Not the same poster, but the first "D" in "DDoS" is why rate-limiting doesn't work - attackers these days usually have a _huge_ (tens of thousands) pool of residential ip4 addresses to work with.
I work on a "pretty large" site (was on the alexa top 10k sites, back when that was a thing), and we see about 1500 requests per second. That's well over 10k concurrent users.
Adding 10k requests per second would almost certainly require a human to respond in some fashion.
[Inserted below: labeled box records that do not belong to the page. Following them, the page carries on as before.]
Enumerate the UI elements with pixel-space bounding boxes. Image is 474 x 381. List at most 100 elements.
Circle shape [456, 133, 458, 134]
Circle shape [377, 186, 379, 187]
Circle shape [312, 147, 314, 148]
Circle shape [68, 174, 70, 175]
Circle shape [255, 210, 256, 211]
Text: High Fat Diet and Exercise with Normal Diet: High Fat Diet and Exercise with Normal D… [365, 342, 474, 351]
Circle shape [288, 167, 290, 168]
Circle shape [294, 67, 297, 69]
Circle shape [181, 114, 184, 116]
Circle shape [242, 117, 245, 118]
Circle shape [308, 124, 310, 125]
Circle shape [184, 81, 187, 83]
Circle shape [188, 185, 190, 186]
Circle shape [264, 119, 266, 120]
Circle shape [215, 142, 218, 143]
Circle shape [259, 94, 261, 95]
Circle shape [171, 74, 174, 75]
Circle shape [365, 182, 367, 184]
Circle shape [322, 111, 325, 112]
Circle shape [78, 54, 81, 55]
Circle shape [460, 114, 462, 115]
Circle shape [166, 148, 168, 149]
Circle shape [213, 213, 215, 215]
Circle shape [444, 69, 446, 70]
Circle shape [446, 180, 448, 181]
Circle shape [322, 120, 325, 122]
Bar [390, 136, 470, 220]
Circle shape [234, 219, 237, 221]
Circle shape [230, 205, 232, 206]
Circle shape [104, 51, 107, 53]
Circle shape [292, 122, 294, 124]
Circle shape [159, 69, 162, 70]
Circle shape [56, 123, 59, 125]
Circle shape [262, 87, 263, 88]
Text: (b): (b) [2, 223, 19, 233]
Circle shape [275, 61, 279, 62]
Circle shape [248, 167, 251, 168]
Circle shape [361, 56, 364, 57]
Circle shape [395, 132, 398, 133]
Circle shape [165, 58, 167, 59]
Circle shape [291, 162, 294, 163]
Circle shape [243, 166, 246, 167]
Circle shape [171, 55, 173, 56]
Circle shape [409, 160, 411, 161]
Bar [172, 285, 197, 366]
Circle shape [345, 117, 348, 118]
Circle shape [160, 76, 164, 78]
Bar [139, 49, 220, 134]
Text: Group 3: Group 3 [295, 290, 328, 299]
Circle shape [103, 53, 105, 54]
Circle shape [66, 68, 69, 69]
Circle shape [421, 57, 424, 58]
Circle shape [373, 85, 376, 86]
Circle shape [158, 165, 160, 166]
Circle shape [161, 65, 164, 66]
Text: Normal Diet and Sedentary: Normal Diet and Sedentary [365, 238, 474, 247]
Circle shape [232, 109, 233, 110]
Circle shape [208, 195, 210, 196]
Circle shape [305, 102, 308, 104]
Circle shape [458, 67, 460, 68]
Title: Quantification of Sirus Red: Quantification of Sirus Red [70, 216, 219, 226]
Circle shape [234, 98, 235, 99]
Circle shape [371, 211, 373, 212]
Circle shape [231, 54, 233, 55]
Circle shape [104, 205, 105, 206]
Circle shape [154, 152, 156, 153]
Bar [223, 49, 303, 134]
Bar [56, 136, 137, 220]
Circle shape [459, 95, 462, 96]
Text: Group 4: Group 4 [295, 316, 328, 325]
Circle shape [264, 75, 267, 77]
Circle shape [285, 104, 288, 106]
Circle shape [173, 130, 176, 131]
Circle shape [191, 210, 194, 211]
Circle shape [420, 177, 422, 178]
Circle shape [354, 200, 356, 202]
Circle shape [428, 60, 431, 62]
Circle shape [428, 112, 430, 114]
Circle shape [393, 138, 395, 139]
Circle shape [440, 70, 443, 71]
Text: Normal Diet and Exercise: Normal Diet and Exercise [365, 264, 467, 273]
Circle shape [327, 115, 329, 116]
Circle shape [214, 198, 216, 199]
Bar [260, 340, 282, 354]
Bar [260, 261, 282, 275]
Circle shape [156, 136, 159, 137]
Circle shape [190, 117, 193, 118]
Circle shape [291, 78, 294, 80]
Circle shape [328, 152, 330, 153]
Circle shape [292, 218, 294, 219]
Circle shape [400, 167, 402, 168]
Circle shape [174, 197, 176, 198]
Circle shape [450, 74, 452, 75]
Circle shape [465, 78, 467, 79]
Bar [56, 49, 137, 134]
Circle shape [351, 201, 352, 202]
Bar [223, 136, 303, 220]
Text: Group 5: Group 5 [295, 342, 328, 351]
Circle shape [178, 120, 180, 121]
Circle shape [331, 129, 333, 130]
Each IP making one request per second is low enough that if we banned IPs which exceeded it, we'd be blocking home users who opened a couple of tabs at once. However, since eg universities / hospitals / big corporations typically use a single egress IP for an entire facility, we actually need the thresholds to be more like 100 requests per second to avoid blocking real users.
10k IP addresses making 100 requests per second (1 million req/s) would overwhelm all but the highest-scale systems.
We had rate limiting with Istio/Envoy but Envoy was using 4-8x normal memory processing that much traffic and crashing.
The attacker was using residential proxies and making about 8 requests before cycling to a new IP.
Challenges work much better since they use cookies or other metadata to establish a client is trusted then let requests pass. This stops bad clients at the first request but you need something more sophisticated than a webserver with basic rate limiting.
Why was that not enough to mitigate the DDoS?